Remblayée à partir de la fin du shogunat et totalement disparue, Dejima a fait l’objet de récents travaux de restauration qui lui ont rendu son aspect d’autrefois. Les résidences telles que la chambre du capitaine et celle du commis, les entrepôts où étaient conservées les marchandises importées et exportées ainsi que la cuisine ont notamment été reconstitués. Les intérieurs recréés et des objets liés aux échanges commerciaux y sont également exposés.

Un aperçu de Dejima au début du XIXe siècle, petite île artificielle qui prospéra comme porte d’entrée du commerce
Un aperçu de Dejima au début du XIXe siècle, petite île artificielle qui prospéra comme porte d’entrée du commerce

3. Cathédrale d’Urakami

En 1873, après la levée de la longue interdiction du christianisme et des persécutions qui l’accompagnaient, les fidèles d’Urakami projetèrent de construire une église, mais ne parvinrent pas initialement à réunir les fonds nécessaires.
La construction commença en 1895 selon les plans du père Frénaud. Trente ans plus tard, en 1925, fut achevée une cathédrale romane en pierre et en brique, alors considérée comme la plus imposante d’Orient.
Ses deux tours en façade, hautes de 26 m, étaient dotées de cloches de l’Angélus. Ce majestueux édifice devint la fierté des fidèles et le symbole de leur foi.

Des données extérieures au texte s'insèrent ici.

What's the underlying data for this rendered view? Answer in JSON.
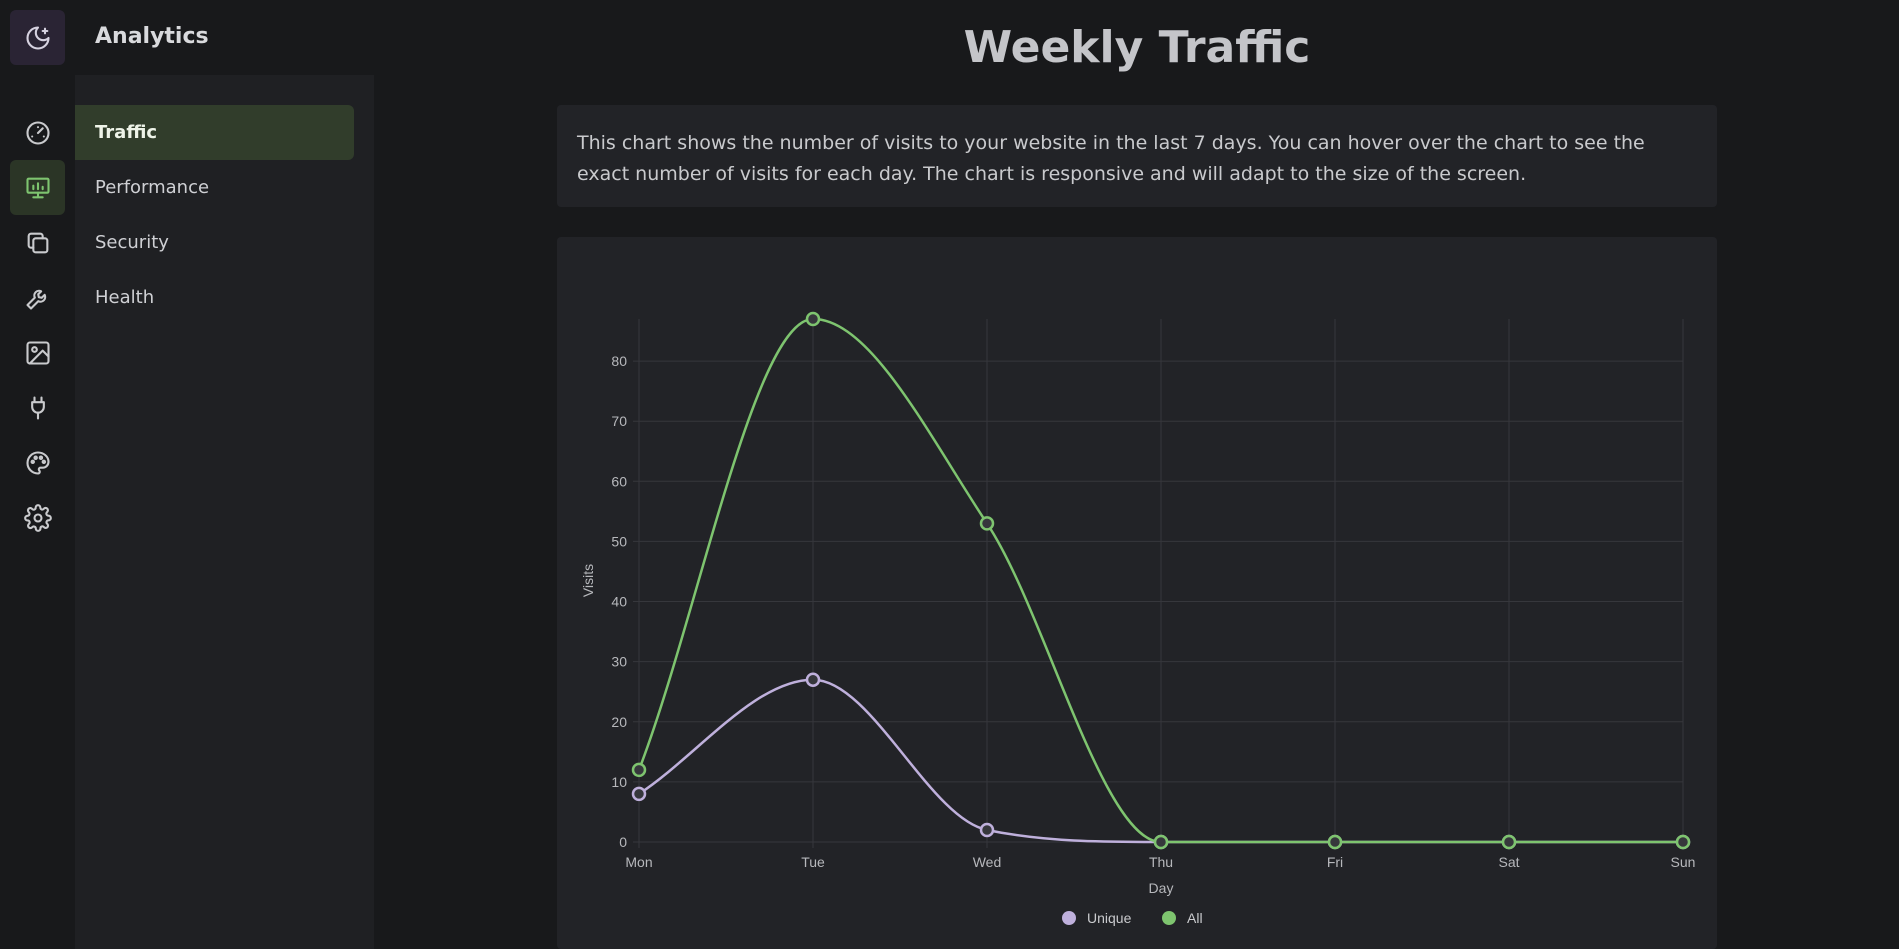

Une belle église en brique où résonne la cloche de l’Angélus, qui a résisté au souffle de l’explosion
Une belle église en brique où résonne la cloche de l’Angélus, qui a résisté au souffle de l’explosion

Questions fréquentes sur Gunkanjima (Hashima)

Q

Peut-on acheter à boire ou à manger à Gunkanjima (Hashima) ?

A

Gunkanjima (Hashima) ne dispose ni de distributeurs automatiques ni de magasins, et il n’y a pas non plus de toilettes. Il faut donc prendre ses dispositions avant le départ de l’excursion.

Q

Peut-on visiter Gunkanjima (Hashima) individuellement ?

A

Le débarquement et la visite individuels étant interdits, il faut réserver une excursion à Gunkanjima.

Q

Peut-on se déplacer librement à Gunkanjima (Hashima) ?

A

Cela dépend de l’excursion, mais les zones accessibles sont généralement parcourues en groupe avec un guide. Du temps libre est aussi souvent prévu à la fin pour prendre des photos.

Conclusion

Cet article a présenté l’histoire singulière et les sites incontournables à connaître pour visiter Gunkanjima (Hashima).
En découvrant son histoire avant la visite, il devient possible d’imaginer la vie et le travail de ses anciens habitants, ce qui change la manière d’apprécier les ruines et leur succession dans le paysage.
La visite étant impossible sans participer à une excursion, elle reste relativement difficile d’accès, mais mérite le détour pour les personnes intéressées.
Les ruines de Gunkanjima (Hashima) continuent de se détériorer et rien ne garantit qu’elles resteront visibles indéfiniment.